3) The fourth-and-1 punt-team quarterback sneak from your own 34 when you are down just five points with 19:32 left in the game. Go back and read that sentence again and tell me if you, as a football guy, approve of any of it. Why? Why? Why? Why? Why? (Yes, five 'whys' because that's how many it deserves.) It's the wrong decision at the wrong time at the wrong place with the wrong play with the wrong people. But otherwise, genius! The point of a trick play isn't just to be "tricky''; the point of a trick play is also to exploit an opponent's weakness. When Patrick Crayton lined up at QB inside a bunch formation, San Francisco responded perfectly, giving us no indication that they were ripe for the pickin.'

risk reward...

You run a play like this because you a) can exploit AND b) can deceive AND c) are maybe a bit desperate.

Answers as they apply to this situation: a) nope, b) nope and c) nope.

At least Parcells took the blame here (did Hell freeze over?) both on the sideline and after the game. "My fault,'' he mumbled on the sideline. "It was a dumb thought process,'' he said after the game. Good for you, Coach Switz. ... I mean, Coach Parcells.

2) Final seconds. The Cowboys are doing the kneel-down. And by gosh, the 49ers have the audacity to call a timeout. Why do so? As unconventional as it is, coach Mike Nolan didn't want to give up on the remote possibility of that next kneel-down snap going bad. So he wanted to make Dallas go through the rote exercise one more time. And his punishment? On the next play, Dallas didn't kneel; the Cowboys tossed it downfield!

Was this macho stuff? No. Turns out that wasting the final seconds of a half by throwing downfield and out of bounds is something Dallas worked on in camp. It's different from the kneel-down, and different from the backpedal-and-kneel-down, but maybe it's just as effective. It is creative, I'll say that. So I'll reserve judgment until someday, when I see a run-the-clock-throwaway get intercepted. ...
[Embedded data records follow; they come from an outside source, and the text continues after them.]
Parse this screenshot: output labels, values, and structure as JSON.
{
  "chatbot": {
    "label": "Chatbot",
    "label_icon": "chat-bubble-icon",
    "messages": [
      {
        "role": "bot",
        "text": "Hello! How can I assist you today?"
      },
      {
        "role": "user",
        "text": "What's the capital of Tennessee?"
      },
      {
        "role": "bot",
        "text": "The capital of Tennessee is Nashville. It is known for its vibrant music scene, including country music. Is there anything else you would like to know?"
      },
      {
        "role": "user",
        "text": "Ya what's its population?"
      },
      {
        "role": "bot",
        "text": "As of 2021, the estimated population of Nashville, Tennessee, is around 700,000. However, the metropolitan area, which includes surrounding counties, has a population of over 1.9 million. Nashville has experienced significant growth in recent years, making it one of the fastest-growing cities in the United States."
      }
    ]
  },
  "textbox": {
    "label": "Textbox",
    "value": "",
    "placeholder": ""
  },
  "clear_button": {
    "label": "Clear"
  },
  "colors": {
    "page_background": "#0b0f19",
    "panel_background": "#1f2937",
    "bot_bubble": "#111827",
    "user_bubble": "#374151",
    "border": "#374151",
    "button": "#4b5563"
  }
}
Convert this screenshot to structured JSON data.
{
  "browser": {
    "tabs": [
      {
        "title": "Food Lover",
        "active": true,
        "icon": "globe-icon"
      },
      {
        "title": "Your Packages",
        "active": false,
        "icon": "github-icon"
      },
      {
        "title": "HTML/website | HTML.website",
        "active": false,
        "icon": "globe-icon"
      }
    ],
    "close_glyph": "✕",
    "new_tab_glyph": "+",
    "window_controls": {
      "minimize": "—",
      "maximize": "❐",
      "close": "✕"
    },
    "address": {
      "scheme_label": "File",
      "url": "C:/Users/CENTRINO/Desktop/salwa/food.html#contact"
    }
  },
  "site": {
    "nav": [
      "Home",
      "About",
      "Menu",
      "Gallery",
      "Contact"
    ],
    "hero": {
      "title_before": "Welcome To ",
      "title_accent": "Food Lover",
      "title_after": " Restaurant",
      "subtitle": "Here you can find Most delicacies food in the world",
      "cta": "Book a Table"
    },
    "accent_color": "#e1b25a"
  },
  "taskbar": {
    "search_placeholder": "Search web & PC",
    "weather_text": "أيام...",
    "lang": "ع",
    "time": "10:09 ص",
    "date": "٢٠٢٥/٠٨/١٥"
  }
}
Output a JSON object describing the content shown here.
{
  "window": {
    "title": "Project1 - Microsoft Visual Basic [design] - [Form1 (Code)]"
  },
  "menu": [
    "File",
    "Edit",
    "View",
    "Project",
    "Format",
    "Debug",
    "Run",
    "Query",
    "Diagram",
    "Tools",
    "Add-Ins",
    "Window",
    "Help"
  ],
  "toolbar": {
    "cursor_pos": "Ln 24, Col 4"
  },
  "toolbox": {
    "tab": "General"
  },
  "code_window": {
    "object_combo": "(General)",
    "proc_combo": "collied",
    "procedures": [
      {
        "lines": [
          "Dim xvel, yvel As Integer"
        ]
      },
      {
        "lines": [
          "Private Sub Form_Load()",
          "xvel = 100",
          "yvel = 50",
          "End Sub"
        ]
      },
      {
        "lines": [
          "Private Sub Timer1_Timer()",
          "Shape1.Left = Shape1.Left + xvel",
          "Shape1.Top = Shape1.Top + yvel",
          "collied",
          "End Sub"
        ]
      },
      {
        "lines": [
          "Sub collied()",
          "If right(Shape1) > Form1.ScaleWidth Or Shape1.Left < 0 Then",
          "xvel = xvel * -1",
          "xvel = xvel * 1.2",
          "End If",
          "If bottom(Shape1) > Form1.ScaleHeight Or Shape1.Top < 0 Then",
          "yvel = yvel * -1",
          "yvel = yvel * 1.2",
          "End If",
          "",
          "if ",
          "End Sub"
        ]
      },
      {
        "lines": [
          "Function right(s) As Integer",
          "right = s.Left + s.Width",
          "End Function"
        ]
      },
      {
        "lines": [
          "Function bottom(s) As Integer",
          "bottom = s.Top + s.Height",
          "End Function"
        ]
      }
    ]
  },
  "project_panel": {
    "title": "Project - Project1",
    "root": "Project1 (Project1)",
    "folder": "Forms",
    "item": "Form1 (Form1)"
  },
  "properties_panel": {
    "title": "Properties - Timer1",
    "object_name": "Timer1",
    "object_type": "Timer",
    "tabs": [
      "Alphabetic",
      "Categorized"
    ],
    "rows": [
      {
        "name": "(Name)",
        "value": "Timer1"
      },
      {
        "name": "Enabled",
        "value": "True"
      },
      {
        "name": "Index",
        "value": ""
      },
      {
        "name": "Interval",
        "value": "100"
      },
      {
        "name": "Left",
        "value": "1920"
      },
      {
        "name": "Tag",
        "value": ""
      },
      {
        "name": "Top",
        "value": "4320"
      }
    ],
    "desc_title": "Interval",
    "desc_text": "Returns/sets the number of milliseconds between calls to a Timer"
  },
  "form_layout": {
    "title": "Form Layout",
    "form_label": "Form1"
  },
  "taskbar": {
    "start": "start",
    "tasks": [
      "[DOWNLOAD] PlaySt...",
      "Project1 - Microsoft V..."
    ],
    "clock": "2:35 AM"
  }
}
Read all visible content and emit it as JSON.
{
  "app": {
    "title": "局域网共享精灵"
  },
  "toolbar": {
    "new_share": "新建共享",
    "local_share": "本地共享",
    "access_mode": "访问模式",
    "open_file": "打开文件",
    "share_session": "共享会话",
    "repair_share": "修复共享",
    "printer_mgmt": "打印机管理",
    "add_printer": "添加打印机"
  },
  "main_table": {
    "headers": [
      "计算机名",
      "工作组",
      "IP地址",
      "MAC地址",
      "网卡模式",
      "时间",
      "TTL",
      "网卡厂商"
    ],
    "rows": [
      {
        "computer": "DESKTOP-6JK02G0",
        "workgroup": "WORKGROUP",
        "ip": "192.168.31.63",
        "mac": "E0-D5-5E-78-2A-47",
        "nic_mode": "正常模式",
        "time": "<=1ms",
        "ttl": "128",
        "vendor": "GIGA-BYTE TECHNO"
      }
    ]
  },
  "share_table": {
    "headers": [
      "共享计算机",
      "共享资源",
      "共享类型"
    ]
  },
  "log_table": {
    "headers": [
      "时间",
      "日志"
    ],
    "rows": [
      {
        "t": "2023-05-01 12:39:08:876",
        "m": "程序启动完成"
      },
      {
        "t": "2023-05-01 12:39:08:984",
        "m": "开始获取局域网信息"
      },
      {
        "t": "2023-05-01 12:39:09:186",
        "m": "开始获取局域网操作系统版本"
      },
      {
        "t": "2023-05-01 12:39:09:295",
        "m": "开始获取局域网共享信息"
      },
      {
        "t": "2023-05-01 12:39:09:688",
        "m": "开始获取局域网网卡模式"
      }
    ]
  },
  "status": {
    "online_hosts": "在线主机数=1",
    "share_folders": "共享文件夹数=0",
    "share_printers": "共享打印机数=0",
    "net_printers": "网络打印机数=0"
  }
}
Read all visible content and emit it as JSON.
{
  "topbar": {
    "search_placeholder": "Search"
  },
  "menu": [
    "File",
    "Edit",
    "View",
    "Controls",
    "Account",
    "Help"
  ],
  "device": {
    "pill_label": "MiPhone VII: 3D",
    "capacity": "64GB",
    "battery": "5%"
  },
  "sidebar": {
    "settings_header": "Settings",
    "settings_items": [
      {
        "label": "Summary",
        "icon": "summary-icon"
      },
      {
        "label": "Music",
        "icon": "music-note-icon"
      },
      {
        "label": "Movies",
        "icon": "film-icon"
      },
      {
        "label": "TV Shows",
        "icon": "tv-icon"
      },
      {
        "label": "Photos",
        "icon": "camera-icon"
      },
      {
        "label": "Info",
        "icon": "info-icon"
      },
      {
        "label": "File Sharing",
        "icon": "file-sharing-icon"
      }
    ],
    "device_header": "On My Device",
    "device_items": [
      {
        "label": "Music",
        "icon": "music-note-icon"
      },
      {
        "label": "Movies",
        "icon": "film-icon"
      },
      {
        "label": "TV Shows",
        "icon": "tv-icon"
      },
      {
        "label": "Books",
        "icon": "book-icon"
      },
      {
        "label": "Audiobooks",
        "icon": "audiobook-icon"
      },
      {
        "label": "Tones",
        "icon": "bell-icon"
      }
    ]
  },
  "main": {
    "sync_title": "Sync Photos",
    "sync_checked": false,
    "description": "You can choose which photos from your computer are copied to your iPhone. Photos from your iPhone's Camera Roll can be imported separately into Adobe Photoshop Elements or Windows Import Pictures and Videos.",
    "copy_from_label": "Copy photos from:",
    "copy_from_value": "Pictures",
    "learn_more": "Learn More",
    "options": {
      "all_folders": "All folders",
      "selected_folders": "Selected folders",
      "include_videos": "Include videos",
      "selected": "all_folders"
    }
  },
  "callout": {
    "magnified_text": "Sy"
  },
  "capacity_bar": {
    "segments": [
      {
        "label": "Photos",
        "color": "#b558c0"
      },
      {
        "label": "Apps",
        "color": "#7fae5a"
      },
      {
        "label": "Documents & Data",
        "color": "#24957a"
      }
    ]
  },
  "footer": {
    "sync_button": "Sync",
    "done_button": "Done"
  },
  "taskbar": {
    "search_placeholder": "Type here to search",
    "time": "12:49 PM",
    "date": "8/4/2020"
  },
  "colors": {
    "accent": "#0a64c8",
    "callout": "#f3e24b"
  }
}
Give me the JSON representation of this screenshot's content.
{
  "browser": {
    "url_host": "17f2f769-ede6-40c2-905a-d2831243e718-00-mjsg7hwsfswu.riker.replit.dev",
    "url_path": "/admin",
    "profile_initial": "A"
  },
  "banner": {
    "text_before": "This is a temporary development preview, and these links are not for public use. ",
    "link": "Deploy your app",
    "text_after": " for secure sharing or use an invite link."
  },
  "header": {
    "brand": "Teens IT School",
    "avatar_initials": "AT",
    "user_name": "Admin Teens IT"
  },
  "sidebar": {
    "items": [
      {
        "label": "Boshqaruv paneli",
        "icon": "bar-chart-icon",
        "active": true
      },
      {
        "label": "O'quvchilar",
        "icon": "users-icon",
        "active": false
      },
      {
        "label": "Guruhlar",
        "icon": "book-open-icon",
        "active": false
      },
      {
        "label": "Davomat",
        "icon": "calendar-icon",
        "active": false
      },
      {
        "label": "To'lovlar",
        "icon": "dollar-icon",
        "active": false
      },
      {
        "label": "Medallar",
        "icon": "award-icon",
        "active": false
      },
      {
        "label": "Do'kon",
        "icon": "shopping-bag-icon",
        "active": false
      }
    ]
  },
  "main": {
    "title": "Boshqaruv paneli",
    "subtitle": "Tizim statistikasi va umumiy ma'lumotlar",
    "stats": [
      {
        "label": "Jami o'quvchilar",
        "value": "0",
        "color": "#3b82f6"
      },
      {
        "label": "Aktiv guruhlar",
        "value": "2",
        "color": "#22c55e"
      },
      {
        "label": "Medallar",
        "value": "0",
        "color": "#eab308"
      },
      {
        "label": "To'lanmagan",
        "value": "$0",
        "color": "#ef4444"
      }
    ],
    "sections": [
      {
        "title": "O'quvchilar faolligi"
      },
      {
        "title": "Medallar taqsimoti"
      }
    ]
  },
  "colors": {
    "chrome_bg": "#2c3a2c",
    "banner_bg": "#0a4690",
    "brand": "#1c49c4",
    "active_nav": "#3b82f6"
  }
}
1) I know I've harped on the wrongheadedness of the "bus driver'' thing quite a bit; if you're new here, I'll repeat: I want my QB to be both "blue-chip AND blue-collar,'' unlike Bill, who keeps beating the "bus-driver'' drum. Can I harp one more time?

Drew Bledsoe is, right now, a Pro Bowl-level NFC quarterback. In the two games when he was allowed to sling it around (or forced to do so for an extended period), he's put up terrific numbers and produced two clutch victories. In the one game (Washington) where he was kept under wraps until it was too late, he was only good instead of great.

Parcells is clearly of the opinion that this defense can carry this offense. I'm on record this way: Neither unit is good enough to consistently carry the other. Neither unit, conversely, is bad enough to NEED to be carried by the other. So Parcells must let both units try to win games.

Listen to Bledsoe himself, after the 49ers game: "We've got a lot of weapons and we make it hard for a defense to shut us down by concentrating on any one guy.''

Bill, you've got a lot of weapons. And they don't all line up on defense.